As you say, captured objects in SYCL are not mutable, and for good reason: It is very unclear whether all work items should access a shared object of kernel arguments, or whether each work item should have its own copy -- ultimately this depends strongly on the backend / hardware and what they want to do. So we decided that all SYCL kernel arguments should be immutable.

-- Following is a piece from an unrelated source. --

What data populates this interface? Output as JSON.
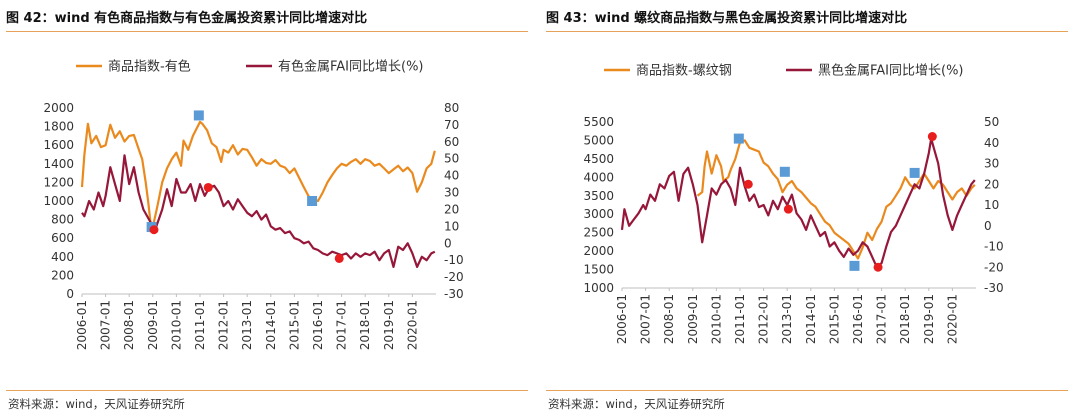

You have two options (and you have already found one):

Just copy the kernel argument:

 Q.single_task([=]() {
   ArrayWrapper<int> a_kernel = array;
   a_kernel(1, 2, 3, 4) = 42;
 });

You already found this one: If this is not acceptable, think about the constness-model of your wrapper. What the immutability property of SYCL kernel arguments really cares about is whether data within the kernel arguments changes. In your case, your wrapper only provides a view -- the wrapper object itself does not change. As such, it might be acceptable to have the const overload return a non-const reference which would solve your issue and might be more appropriate for your use case. Note that true const views could still be represented by instantiating your wrapper with const T type. You could even implement conversions from ArrayWrapper<T> to ArrayWrapper<const T> if you like. As you say, this is how sycl::accessor objects are implemented.

I want to point out that you might not have to implement your own high-dimensional array wrapper. You should be able to use mdspan which already provides this functionality, and initialize it with a SYCL USM pointer. I have no idea about DPC++, but I know that this work in hipSYCL / Open SYCL.